Marion Schneider

San Francisco

When I took my first glance at San Francisco coming by car from the airport, I couldn’t believe it. This is supposed to be San Francisco? It looked much smaller than I had imagined – more like a town than a city. The houses themselves appeared less solidthan rather provisory. Everything looks a bit provisory. Many houses are built of wood, and are not very high. The entrances to many of the houses is through the garage. Of course, this door is locked almost all the time. Most of the houses seem to be carefully locked.

The people are very friendly. They let you pass them in the street, they don’t rush you, they try to help you – even when you haven’t asked for it. The people in this city seem to be happier than in any other town I’ve seen up to now.

Life in San Francisco is very relaxed. People are very seldom dressed up; most of them wear leisure rather than business clothes. September and October are supposed to be the warmest months of the year. The week in October that I am spending here is sunny and mild, but not hot at all. I’m rather cold all the time – I still have to wear stockings, and always need to have a jacket with me. In the morning, it becomes sunny very slowly; in the evenings, it gets dark very quickly.

San Francisco is for the U.S. what Freiburg im Breisgau is for Germany: its ecological focal point. I happened to get to attend a part of a meeting called ”Seeds of Change” during my stay where concepts for new policies and ecological developments were exchanged. I got the impression that the American ecological movement is, in a way, the most advanced in the world. The speakers evinced not only a high standard of knowledge, but also of responsibility, and I only rarely found this ”anti-”thinking – familiar to me from Germany; instead, people were trying to make their careers work within the given social and political conditions, accepting their standards as the most liberal, in the world and affirming the efforts of American society to grant its citizens a decent life.

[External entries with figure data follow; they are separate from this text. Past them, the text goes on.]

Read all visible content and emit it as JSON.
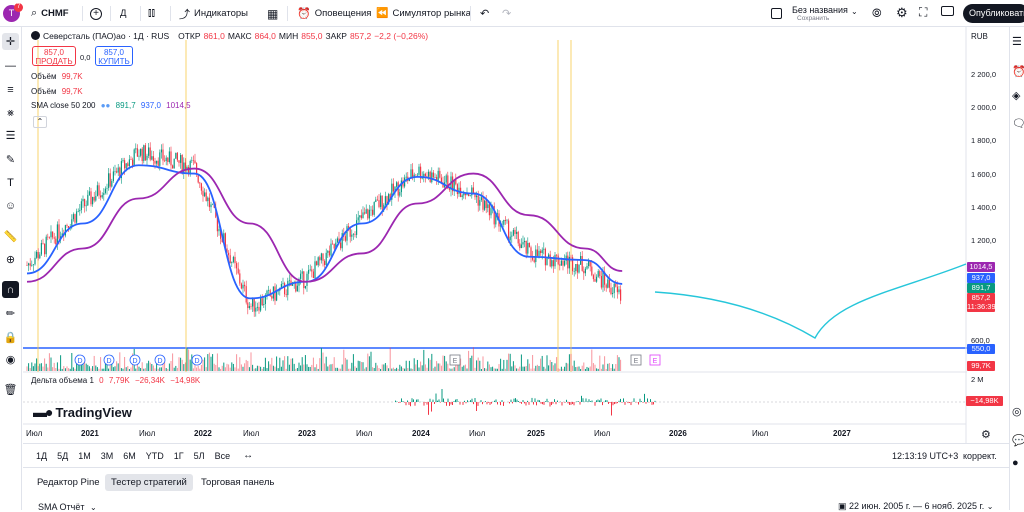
{
  "header": {
    "notifications_count": "7",
    "symbol": "CHMF",
    "interval": "Д",
    "indicators_label": "Индикаторы",
    "alerts_label": "Оповещения",
    "replay_label": "Симулятор рынка",
    "layout_name": "Без названия",
    "layout_status": "Сохранить",
    "publish_label": "Опубликовать"
  },
  "chart_header": {
    "title": "Северсталь (ПАО)ао · 1Д · RUS",
    "open_label": "ОТКР",
    "open_value": "861,0",
    "high_label": "МАКС",
    "high_value": "864,0",
    "low_label": "МИН",
    "low_value": "855,0",
    "close_label": "ЗАКР",
    "close_value": "857,2",
    "change": "−2,2 (−0,26%)",
    "currency": "RUB"
  },
  "trade": {
    "sell_price": "857,0",
    "sell_label": "ПРОДАТЬ",
    "spread": "0,0",
    "buy_price": "857,0",
    "buy_label": "КУПИТЬ"
  },
  "legend": {
    "volume1_label": "Объём",
    "volume1_value": "99,7K",
    "volume2_label": "Объём",
    "volume2_value": "99,7K",
    "sma_label": "SMA close 50 200",
    "sma_v1": "891,7",
    "sma_v2": "937,0",
    "sma_v3": "1014,5",
    "delta_label": "Дельта объема 1",
    "delta_v1": "0",
    "delta_v2": "7,79K",
    "delta_v3": "−26,34K",
    "delta_v4": "−14,98K"
  },
  "price_axis": {
    "ticks": [
      "2 200,0",
      "2 000,0",
      "1 800,0",
      "1 600,0",
      "1 400,0",
      "1 200,0",
      "600,0"
    ],
    "tag_sma200": "1014,5",
    "tag_sma50": "937,0",
    "tag_sma_g": "891,7",
    "tag_price": "857,2",
    "tag_timer": "11:36:39",
    "tag_line": "550,0",
    "tag_volume": "99,7K",
    "delta_tick": "2 M",
    "tag_delta": "−14,98K"
  },
  "time_axis": {
    "ticks": [
      "Июл",
      "2021",
      "Июл",
      "2022",
      "Июл",
      "2023",
      "Июл",
      "2024",
      "Июл",
      "2025",
      "Июл",
      "2026",
      "Июл",
      "2027"
    ]
  },
  "watermark": "TradingView",
  "bottom_bar": {
    "intervals": [
      "1Д",
      "5Д",
      "1М",
      "3М",
      "6М",
      "YTD",
      "1Г",
      "5Л",
      "Все"
    ],
    "clock": "12:13:19 UTC+3",
    "adjust": "коррект."
  },
  "panels": {
    "tabs": [
      "Редактор Pine",
      "Тестер стратегий",
      "Торговая панель"
    ],
    "strategy_name": "SMA Отчёт",
    "date_range": "22 июн. 2005 г. — 6 нояб. 2025 г."
  },
  "chart_data": {
    "type": "candlestick",
    "symbol": "Северсталь (ПАО)ао",
    "currency": "RUB",
    "ylim": [
      550,
      2300
    ],
    "x": [
      "2020-07",
      "2021-01",
      "2021-07",
      "2022-01",
      "2022-07",
      "2023-01",
      "2023-07",
      "2024-01",
      "2024-07",
      "2025-01",
      "2025-07",
      "2025-11"
    ],
    "price_close": [
      1050,
      1400,
      1730,
      1640,
      800,
      970,
      1330,
      1620,
      1480,
      1120,
      1050,
      857
    ],
    "series": [
      {
        "name": "SMA 50",
        "x": [
          "2020-07",
          "2021-01",
          "2021-07",
          "2022-01",
          "2022-07",
          "2023-01",
          "2023-07",
          "2024-01",
          "2024-07",
          "2025-01",
          "2025-07",
          "2025-11"
        ],
        "values": [
          1000,
          1300,
          1650,
          1600,
          850,
          950,
          1300,
          1580,
          1480,
          1100,
          1080,
          937
        ]
      },
      {
        "name": "SMA 200",
        "x": [
          "2020-07",
          "2021-01",
          "2021-07",
          "2022-01",
          "2022-07",
          "2023-01",
          "2023-07",
          "2024-01",
          "2024-07",
          "2025-01",
          "2025-07",
          "2025-11"
        ],
        "values": [
          950,
          1150,
          1450,
          1630,
          1300,
          950,
          1120,
          1420,
          1600,
          1350,
          1150,
          1014.5
        ]
      }
    ],
    "horizontal_line": 550
  }
}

San Francisco is built on several extremely steep hills. When you hear this, you can’t imagine just how steep they are. When you are in San Francisco, you can see the sea, the mountains, the bay, remarkably arid hills with no plants at all; you are not even one hour away from the most beautiful forests you can imagine where you can go on hikes – and you have all the vibrancy of a city.

The biggest problem for me was the jet lag. I’ve often been in New York, where there is a six-hour difference, but this is nothing like the nine-hour difference in San Francisco. I wake up very, very early every morning (of course, for my body, four a.m. is noon) and cannot go on sleeping. To overcome this, one has to stay longer – much more than a week, I assume. There is something else I never felt before: it is very, very far from home. The flight lasts for eleven hours. It even gave me a kind of frightened feeling in the plane, a feeling of claustrophobia. The plane seemed to be too small for such a long journey. I found it very exhausting, not so much physically as psychologically.

Living in San Francisco should be very, very pleasant if you have enough work to do and feel like taking advantage of the forests and the surrounding landscape. Living in North America at this time seems to be exciting in general because the new government is highly committed, assembling people who want to fight for new policies that will give nature and mankind a more decent life. The population seems to deeply agree with this, at the moment.